Intervention de Didier Leschi

Réunion du mercredi 12 janvier 2022 à 9h00
Commission des lois constitutionnelles, de la législation et de l'administration générale de la république

Didier Leschi, directeur général de l'Office français de l'immigration et de l'intégration :

Concernant l'intégration, le problème principal est non pas la question du primo-accueil des demandeurs d'asile mais l'accès au travail et au logement. Les personnes qui sortent des centres d'accueil pour demandeurs d'asile (CADA) sont orientées d'abord vers le logement social, grâce au contingent préfectoral. Cela n'est cependant pas totalement satisfaisant : les collectivités locales devraient se mobiliser davantage.

La France, contrairement à l'Allemagne, n'est pas suffisamment directive dans l'orientation des migrants vers certaines formations ou vers des zones d'habitation où il existe à la fois des logements vacants et des besoins en main-d'œuvre. Cette directivité ne peut toutefois pas être appliquée sur l'ensemble des publics migrants, notamment sur les personnes qui viennent en France dans le cadre d'une migration familiale.

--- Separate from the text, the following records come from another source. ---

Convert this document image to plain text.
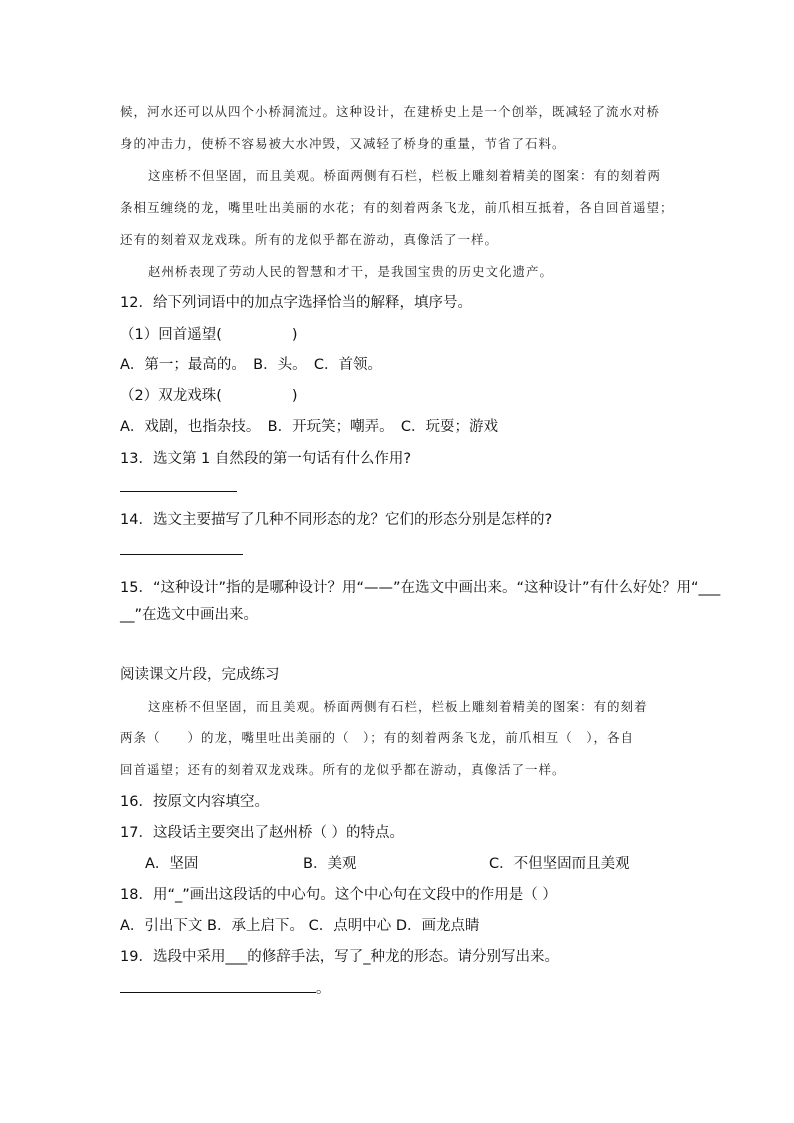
候，河水还可以从四个小桥洞流过。这种设计，在建桥史上是一个创举，既减轻了流水对桥
身的冲击力，使桥不容易被大水冲毁，又减轻了桥身的重量，节省了石料。
这座桥不但坚固，而且美观。桥面两侧有石栏，栏板上雕刻着精美的图案：有的刻着两
条相互缠绕的龙，嘴里吐出美丽的水花；有的刻着两条飞龙，前爪相互抵着，各自回首遥望；
还有的刻着双龙戏珠。所有的龙似乎都在游动，真像活了一样。
赵州桥表现了劳动人民的智慧和才干，是我国宝贵的历史文化遗产。
12．给下列词语中的加点字选择恰当的解释，填序号。
（1）回首遥望(	)
A．第一；最高的。　B．头。　C．首领。
（2）双龙戏珠(	)
A．戏剧，也指杂技。　B．开玩笑；嘲弄。　C．玩耍；游戏
13．选文第 1 自然段的第一句话有什么作用?
14．选文主要描写了几种不同形态的龙？它们的形态分别是怎样的?
15．“这种设计”指的是哪种设计？用“——”在选文中画出来。“这种设计”有什么好处？用“___
__”在选文中画出来。
阅读课文片段，完成练习
这座桥不但坚固，而且美观。桥面两侧有石栏，栏板上雕刻着精美的图案：有的刻着
两条（　　）的龙，嘴里吐出美丽的（　）；有的刻着两条飞龙，前爪相互（　），各自
回首遥望；还有的刻着双龙戏珠。所有的龙似乎都在游动，真像活了一样。
16．按原文内容填空。
17．这段话主要突出了赵州桥（ ）的特点。
A．坚固	B．美观	C．不但坚固而且美观
18．用“_”画出这段话的中心句。这个中心句在文段中的作用是（ ）
A．引出下文 B．承上启下。 C．点明中心 D．画龙点睛
19．选段中采用___的修辞手法，写了_种龙的形态。请分别写出来。
。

Concernant l'apprentissage du français, nous pourrions en effet nous montrer plus exigeants. L'Allemagne et les Pays-Bas, par exemple, imposent, pour l'obtention d'un visa dans le cadre du regroupement familial, que les personnes aient au moins atteint le niveau A1. La condition demandée par la France est de 80 % de présence aux cours de français – des cours qui sont gratuits.

L'OFII n'a la charge ni des OQTF ni de l'éloignement forcé. Il ne traite que du retour volontaire, ce qui ne pose aucun problème de délivrance de laissez-passer consulaires – exception faite parfois de la Russie. En revanche, réserver aux consulats ou ambassades dans certains pays le soin de recueillir les demandes d'asile ne résoudra pas le problème de l'arrivée de personnes qui ne demandent pas l'autorisation de venir. Selon les derniers chiffres de Frontex, en 2021, les principaux pays d'origine des personnes arrivées en France de façon irrégulière sont l'Algérie, la Tunisie, le Maroc – l'Afghanistan étant à part –, à savoir des pays qui ont un rapport historique avec la France. L'ouverture d'un lieu de dépôt de demandes d'asile à Alger ne tarirait vraisemblablement pas les arrivées irrégulières.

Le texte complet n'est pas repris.